Ortak projeleriniz olsun. Aşık olduğunuzda, partnerinizi kararlarınıza, projelerinize, seçimlerinize dahil edersiniz. Her zaman kendi çıkarlarımıza, partnerin çıkarlarına ve çiftin çıkarlarına göre hareket ederiz. Aşık olmak, diğerinin mutlu olmasını istemektir, bu da tavizler anlamına gelir. 

Aşık olduğumuzda şunları da yapabiliriz: 

  • Kıskançlık sağlıklı kaldığı sürece kıskanç olun;
  • Çevremizdekilerin diğerini takdir etmesini istemek;
  • Davranışları, tutumları, zevkleri değiştirin;
  • Birkaç şey için mutlu olmak, gülmek, oyun oynamak.

"Seni seviyorum" diyebilir miyim?

İlk kez ne zaman "Seni seviyorum" demelisin?

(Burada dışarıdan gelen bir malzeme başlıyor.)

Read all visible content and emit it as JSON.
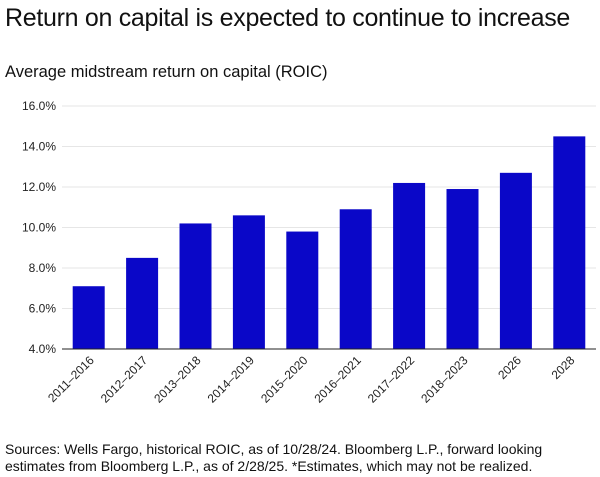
{
  "title": "Return on capital is expected to continue to increase",
  "subtitle": "Average midstream return on capital (ROIC)",
  "source": "Sources: Wells Fargo, historical ROIC, as of 10/28/24. Bloomberg L.P., forward looking estimates from Bloomberg L.P., as of 2/28/25. *Estimates, which may not be realized.",
  "colors": {
    "bar": "#0a07c8",
    "grid": "#e6e6e6",
    "axis": "#222222"
  },
  "chart_data": {
    "type": "bar",
    "categories": [
      "2011–2016",
      "2012–2017",
      "2013–2018",
      "2014–2019",
      "2015–2020",
      "2016–2021",
      "2017–2022",
      "2018–2023",
      "2026",
      "2028"
    ],
    "values": [
      7.1,
      8.5,
      10.2,
      10.6,
      9.8,
      10.9,
      12.2,
      11.9,
      12.7,
      14.5
    ],
    "ylim": [
      4,
      16
    ],
    "yticks": [
      "4.0%",
      "6.0%",
      "8.0%",
      "10.0%",
      "12.0%",
      "14.0%",
      "16.0%"
    ],
    "ytick_values": [
      4,
      6,
      8,
      10,
      12,
      14,
      16
    ],
    "xlabel": "",
    "ylabel": "",
    "grid": true,
    "legend": "none"
  }
}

Ben söylemeden önce, senin için ne anlama geldiğini dikkatlice düşün. İntikamla telaffuz ediyoruz, ancak tanımlamak için birkaç dakika ayırmaya gelince hiçbir şey işe yaramıyor. Bizi mutluluk anlarını, duyguları, hisleri, bakışları, kokuları, sesleri, arzuları hatırlamaya davet eden bir yansımadır… Üstelik belki de bu kısacık anlardan başka aşkı tanımlamak mümkün değildir… Partnerinizin bunların ne olduğunu anlamasını sağlamaya çalışın. kelimeler, söyledikten sonra veya söylemeden önce sizin için anlam ifade eder, çünkü tüm “Seni seviyorum” eşit değildir. Bazıları bir dua, bir sözleşme, bir borç olarak anlaşılabilir. Bir soruyu teşvik ediyorlar: ” Ve sen, beni seviyor musun? ". Bunda esas olarak bir eşzamanlayıcı olarak hareket ederler: eğer partner evet yanıtını verirse, o da onu seviyor, iki sevgili hala aynı fazdadır. Sonunda olarak kullanılabilirler çok amaçlı formülgibi alışverişleri kolaylaştırmaya yardımcı olur. bir plasebosöyleyene iyilik eden, alan kişiye zarar vermeyen veya bir azap, kaderine terk edilmek istemediğin zaman. 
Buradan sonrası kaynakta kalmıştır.